Engineering Escherichia coli for molecularly defined electron transfer to metal oxides and electrodes.

摘要

Both organisms and human-made technological devices use the flow of charge as the basic currency of information and energy. The soft materials properties and waxy cell membranes generally do not interface electrically with solid materials. Creating an interface that permits electrical communication between living and non-living systems would enable new opportunities in fields such as biosensing, bioenergy conversion, and biocomputing. Thus my dissertation focuses on creating a blueprint for the bidirectional flow of electrons between living and non-living systems that is transferrable to a multitude of cell lines. I take a biologically-focused approach to connect the living and non-living worlds: use synthetic biology to introduce a new electron transfer pathway into E. coli. This strategy takes advantage of the respiratory capability of the dissimilatory metal reducing bacterium Shewanella oneidensis MR-1. Shewanella uses a network of multiheme cytochromes that are able to transfer charge across the inner and outer membranes of the bacteria via the heme moiety in the cytochromes. This pathway enables Shewanella to route electrons along a well-defined path from the cell interior to an extracellular inorganic material acting as a terminal electron acceptor during anaerobic respiration. By genetically engineering the cell to build and maintain the bioelectronic connections, the cells can autonomously assemble and repair these connections. This work describes the first time the outer membrane spanning and double membrane spanning Shewanella electron transfer pathway was heterologously expressed in Escherichia coli.

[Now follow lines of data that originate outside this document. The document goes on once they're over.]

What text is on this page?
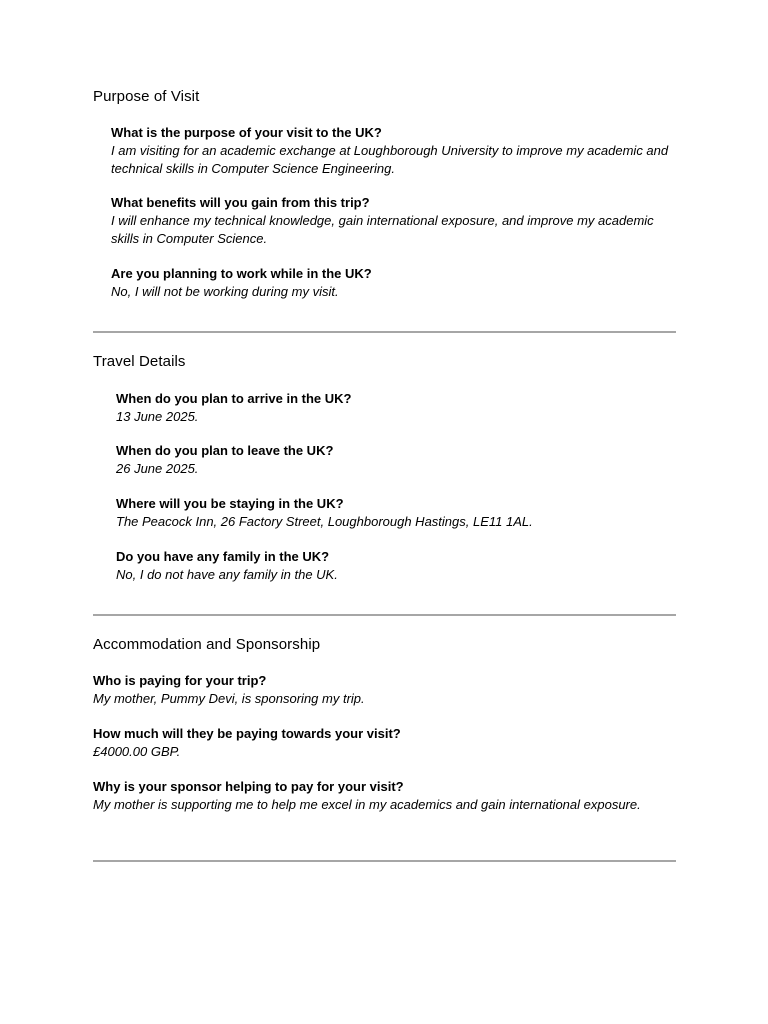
Purpose of Visit
What is the purpose of your visit to the UK?
I am visiting for an academic exchange at Loughborough University to improve my academic and technical skills in Computer Science Engineering.
What benefits will you gain from this trip?
I will enhance my technical knowledge, gain international exposure, and improve my academic skills in Computer Science.
Are you planning to work while in the UK?
No, I will not be working during my visit.
Travel Details
When do you plan to arrive in the UK?
13 June 2025.
When do you plan to leave the UK?
26 June 2025.
Where will you be staying in the UK?
The Peacock Inn, 26 Factory Street, Loughborough Hastings, LE11 1AL.
Do you have any family in the UK?
No, I do not have any family in the UK.
Accommodation and Sponsorship
Who is paying for your trip?
My mother, Pummy Devi, is sponsoring my trip.
How much will they be paying towards your visit?
£4000.00 GBP.
Why is your sponsor helping to pay for your visit?
My mother is supporting me to help me excel in my academics and gain international exposure.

Additionally, these engineered E. coli strains are shown to reduce soluble iron, solid iron oxide, and anodes. This work not only serves as a landmark for the expression of complex membrane associated pathways, but it also demonstrates proof of concept that this pathway could be transferrable to other cell lines. This dissertation represents the first step towards engineering bidirectional communications with electrodes, and it opens up an array of opportunities for studying the biochemical and enzymatic properties of these unique proteins as well as the potential for novel hybrid technologies.